Art Quilt: Don't Look Behind You

The project changed. I started by drawing crow feathers I had picked up and cutting out a stencil for a book. I wasn't happy with the color of the book, and it was too late to change it, so that project was shepherded to the bottom of the flat-file drawer. I then dove into the boxes of leftover cotton cloth that a friend gave me and stenciled the crow feathers onto a long piece. I didn't expect to use it, but it grew on me and demanded to be a quilt.

Usually words come. This time they didn't. Still, I was curious and felt compelled to continue. I got out more cotton, tied it loosely with string, and dyed it "Raven Black." (Yes! That is the color of the dye from Dharma Trading.) Other pieces I left loose. The loose pieces became charcoal black, while the tie-dyed pieces turned a deep midnight blue-black.

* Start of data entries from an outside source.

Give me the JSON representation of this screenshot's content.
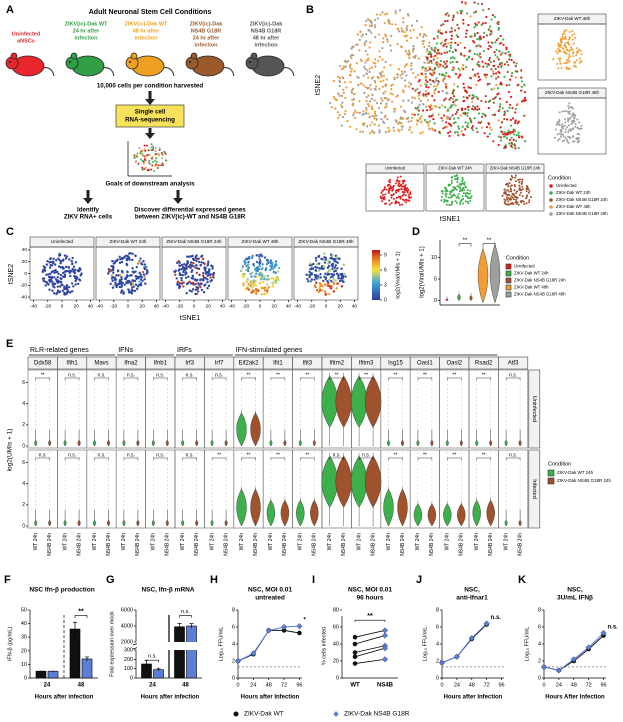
{
  "A": {
    "label": "A",
    "title": "Adult Neuronal Stem Cell Conditions",
    "conditions": [
      {
        "lines": [
          "Uninfected",
          "aNSCs"
        ],
        "color": "#e8262b"
      },
      {
        "lines": [
          "ZIKV(ic)-Dak WT",
          "24 hr after",
          "infection"
        ],
        "color": "#2f9e44"
      },
      {
        "lines": [
          "ZIKV(ic)-Dak WT",
          "48 hr after",
          "infection"
        ],
        "color": "#f0a020"
      },
      {
        "lines": [
          "ZIKV(ic)-Dak",
          "NS4B G18R",
          "24 hr after",
          "infection"
        ],
        "color": "#9a5a2a"
      },
      {
        "lines": [
          "ZIKV(ic)-Dak",
          "NS4B G18R",
          "48 hr after",
          "infection"
        ],
        "color": "#555555"
      }
    ],
    "harvest": "10,000 cells per condition harvested",
    "sequencing": [
      "Single cell",
      "RNA-sequencing"
    ],
    "goals": "Goals of downstream analysis",
    "outcomes": [
      [
        "Identify",
        "ZIKV RNA+ cells"
      ],
      [
        "Discover differential expressed genes",
        "between ZIKV(ic)-WT and NS4B G18R"
      ]
    ]
  },
  "B": {
    "label": "B",
    "y_label": "tSNE2",
    "x_label": "tSNE1",
    "side_titles": [
      "ZIKV-Dak WT 48h",
      "ZIKV-Dak NS4B G18R 48h"
    ],
    "bottom_titles": [
      "Uninfected",
      "ZIKV-Dak WT 24h",
      "ZIKV-Dak NS4B G18R 24h"
    ],
    "legend_title": "Condition",
    "legend": [
      {
        "name": "Uninfected",
        "color": "#e41a1c"
      },
      {
        "name": "ZIKV-Dak WT 24h",
        "color": "#3cb04a"
      },
      {
        "name": "ZIKV-Dak NS4B G18R 24h",
        "color": "#a0522d"
      },
      {
        "name": "ZIKV-Dak WT 48h",
        "color": "#f39c34"
      },
      {
        "name": "ZIKV-Dak NS4B G18R 48h",
        "color": "#9e9e9e"
      }
    ]
  },
  "C": {
    "label": "C",
    "titles": [
      "Uninfected",
      "ZIKV-Dak WT 24h",
      "ZIKV-Dak NS4B G18R 24h",
      "ZIKV-Dak WT 48h",
      "ZIKV-Dak NS4B G18R 48h"
    ],
    "y_label": "tSNE2",
    "x_label": "tSNE1",
    "xlim": [
      -45,
      45
    ],
    "ylim": [
      -45,
      45
    ],
    "xticks": [
      -40,
      -20,
      0,
      20,
      40
    ],
    "yticks": [
      -40,
      -20,
      0,
      20,
      40
    ],
    "colorbar_label": "log2(ViralUMIs + 1)",
    "colorbar_lim": [
      0,
      10
    ],
    "colorbar_ticks": [
      0,
      3,
      6,
      9
    ]
  },
  "D": {
    "label": "D",
    "y_label": "log2(ViralUMIs + 1)",
    "ylim": [
      -1,
      14
    ],
    "yticks": [
      0,
      5,
      10
    ],
    "significance": [
      "**",
      "**"
    ],
    "legend_title": "Condition",
    "legend": [
      {
        "name": "Uninfected",
        "color": "#e41a1c"
      },
      {
        "name": "ZIKV-Dak WT 24h",
        "color": "#3cb04a"
      },
      {
        "name": "ZIKV-Dak NS4B G18R 24h",
        "color": "#a0522d"
      },
      {
        "name": "ZIKV-Dak WT 48h",
        "color": "#f39c34"
      },
      {
        "name": "ZIKV-Dak NS4B G18R 48h",
        "color": "#9e9e9e"
      }
    ]
  },
  "E": {
    "label": "E",
    "y_label": "log2(UMIs + 1)",
    "ylim": [
      0,
      7
    ],
    "yticks": [
      0,
      2,
      4,
      6
    ],
    "rows": [
      "Uninfected",
      "Infected"
    ],
    "x_labels": [
      "WT 24h",
      "NS4B 24h"
    ],
    "groups": [
      {
        "name": "RLR-related genes",
        "genes": [
          {
            "name": "Ddx58",
            "sig": [
              "**",
              "n.s."
            ]
          },
          {
            "name": "Ifih1",
            "sig": [
              "n.s.",
              "n.s."
            ]
          },
          {
            "name": "Mavs",
            "sig": [
              "n.s.",
              "n.s."
            ]
          }
        ]
      },
      {
        "name": "IFNs",
        "genes": [
          {
            "name": "Ifna2",
            "sig": [
              "n.s.",
              "n.s."
            ]
          },
          {
            "name": "Ifnb1",
            "sig": [
              "n.s.",
              "n.s."
            ]
          }
        ]
      },
      {
        "name": "IRFs",
        "genes": [
          {
            "name": "Irf3",
            "sig": [
              "n.s.",
              "n.s."
            ]
          },
          {
            "name": "Irf7",
            "sig": [
              "n.s.",
              "**"
            ]
          }
        ]
      },
      {
        "name": "IFN-stimulated genes",
        "genes": [
          {
            "name": "Eif2ak2",
            "sig": [
              "**",
              "**"
            ]
          },
          {
            "name": "Ifit1",
            "sig": [
              "**",
              "**"
            ]
          },
          {
            "name": "Ifit3",
            "sig": [
              "**",
              "**"
            ]
          },
          {
            "name": "Ifitm2",
            "sig": [
              "**",
              "n.s."
            ]
          },
          {
            "name": "Ifitm3",
            "sig": [
              "**",
              "n.s."
            ]
          },
          {
            "name": "Isg15",
            "sig": [
              "**",
              "**"
            ]
          },
          {
            "name": "Oasl1",
            "sig": [
              "**",
              "**"
            ]
          },
          {
            "name": "Oasl2",
            "sig": [
              "**",
              "**"
            ]
          },
          {
            "name": "Rsad2",
            "sig": [
              "**",
              "**"
            ]
          }
        ]
      },
      {
        "genes": [
          {
            "name": "Atf3",
            "sig": [
              "n.s.",
              "n.s."
            ]
          }
        ]
      }
    ],
    "legend_title": "Condition",
    "legend": [
      {
        "name": "ZIKV-Dak WT 24h",
        "color": "#3cb04a"
      },
      {
        "name": "ZIKV-Dak NS4B G18R 24h",
        "color": "#a0522d"
      }
    ]
  },
  "F": {
    "label": "F",
    "title_lines": [
      "NSC Ifn-β production"
    ],
    "y_label": "IFN-β (pg/mL)",
    "x_label": "Hours after infection",
    "categories": [
      "24",
      "48"
    ],
    "values": [
      [
        5,
        5
      ],
      [
        36,
        14
      ]
    ],
    "errors": [
      [
        0,
        0
      ],
      [
        5,
        1.5
      ]
    ],
    "ylim": [
      0,
      50
    ],
    "yticks": [
      0,
      10,
      20,
      30,
      40,
      50
    ],
    "annotation": "**"
  },
  "G": {
    "label": "G",
    "title_lines": [
      "NSC, Ifn-β mRNA"
    ],
    "y_label": "Fold expression over mock",
    "x_label": "Hours after infection",
    "categories": [
      "24",
      "48"
    ],
    "values": [
      [
        150,
        90
      ],
      [
        3900,
        4000
      ]
    ],
    "errors": [
      [
        40,
        15
      ],
      [
        400,
        300
      ]
    ],
    "ylim_low": [
      0,
      300
    ],
    "yticks_low": [
      0,
      100,
      200,
      300
    ],
    "ylim_high": [
      2000,
      6000
    ],
    "yticks_high": [
      2000,
      4000,
      6000
    ],
    "annotations": [
      "n.s.",
      "n.s."
    ]
  },
  "H": {
    "label": "H",
    "title_lines": [
      "NSC, MOI 0.01",
      "untreated"
    ],
    "y_label": "Log₁₀ FFU/mL",
    "x_label": "Hours after Infection",
    "xlim": [
      0,
      100
    ],
    "ylim": [
      0,
      8
    ],
    "xticks": [
      0,
      24,
      48,
      72,
      96
    ],
    "yticks": [
      0,
      2,
      4,
      6,
      8
    ],
    "limit_of_detection": 1.3,
    "x": [
      0,
      24,
      48,
      72,
      96
    ],
    "series": [
      {
        "values": [
          2.0,
          2.8,
          5.6,
          5.6,
          5.3
        ]
      },
      {
        "values": [
          2.0,
          2.9,
          5.6,
          6.0,
          6.1
        ]
      }
    ],
    "annotation": "*"
  },
  "I": {
    "label": "I",
    "title_lines": [
      "NSC, MOI 0.01",
      "96 hours"
    ],
    "y_label": "% cells infected",
    "categories": [
      "WT",
      "NS4B"
    ],
    "pairs": [
      [
        48,
        56
      ],
      [
        40,
        50
      ],
      [
        30,
        38
      ],
      [
        25,
        35
      ],
      [
        17,
        22
      ]
    ],
    "ylim": [
      0,
      80
    ],
    "yticks": [
      0,
      20,
      40,
      60,
      80
    ],
    "annotation": "**"
  },
  "J": {
    "label": "J",
    "title_lines": [
      "NSC,",
      "anti-Ifnar1"
    ],
    "y_label": "Log₁₀ FFU/mL",
    "x_label": "Hours after Infection",
    "xlim": [
      0,
      100
    ],
    "ylim": [
      0,
      8
    ],
    "xticks": [
      0,
      24,
      48,
      72,
      96
    ],
    "yticks": [
      0,
      2,
      4,
      6,
      8
    ],
    "limit_of_detection": 1.3,
    "x": [
      0,
      24,
      48,
      72
    ],
    "series": [
      {
        "values": [
          1.8,
          2.5,
          4.6,
          6.3
        ]
      },
      {
        "values": [
          1.8,
          2.5,
          4.7,
          6.4
        ]
      }
    ],
    "annotation": "n.s."
  },
  "K": {
    "label": "K",
    "title_lines": [
      "NSC,",
      "3U/mL IFNβ"
    ],
    "y_label": "Log₁₀ FFU/mL",
    "x_label": "Hours After Infection",
    "xlim": [
      0,
      100
    ],
    "ylim": [
      0,
      8
    ],
    "xticks": [
      0,
      24,
      48,
      72,
      96
    ],
    "yticks": [
      0,
      2,
      4,
      6,
      8
    ],
    "limit_of_detection": 1.3,
    "x": [
      0,
      24,
      48,
      72,
      96
    ],
    "series": [
      {
        "values": [
          1.3,
          0.9,
          2.0,
          3.4,
          5.0
        ]
      },
      {
        "values": [
          1.3,
          0.9,
          2.2,
          3.6,
          5.3
        ]
      }
    ],
    "annotation": "n.s."
  },
  "legend": [
    {
      "name": "ZIKV-Dak WT",
      "color": "#111111"
    },
    {
      "name": "ZIKV-Dak NS4B G18R",
      "color": "#5b7fd6"
    }
  ]
}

I liked the particular pattern on the left, so I kept it as a full panel. To change up the symmetry and to disrupt the pattern, I cut another long strip and pieced it back together randomly. That became the righthand panel.

With this quilt I learned to use the quilting as emphasis and shadow (similar to a deep impression from a letterpress). I used a single strand of "ecru" DMC embroidery thread on the crow feather area and on the night sky sections I used a midnight blue-black, "abyssal blue," a Daruma sashiko thread that I found at one of my favorite shops, KimonoMomo. It has the thickness of about 2-3 strands of the DMC. (Even so, both kinds of thread were sewn doubled.)

It took many months for this quilt to come together, and for me to accept that it would be wordless. I turned to a friend for the title. "Don't Look Behind You," he said. His thoughts were about an upcoming reunion. But the title works for me on many levels.

Looking at the back is giving me more ideas. And it makes me think there are words here, after all.


Liz A said…
thank you for a look into the process behind your quilt ... and a literal look at the back, with its asemic stitching
Alisa said…
Thanks, Liz A. It's funny how we like to look at the backs of sewn works, isn't it?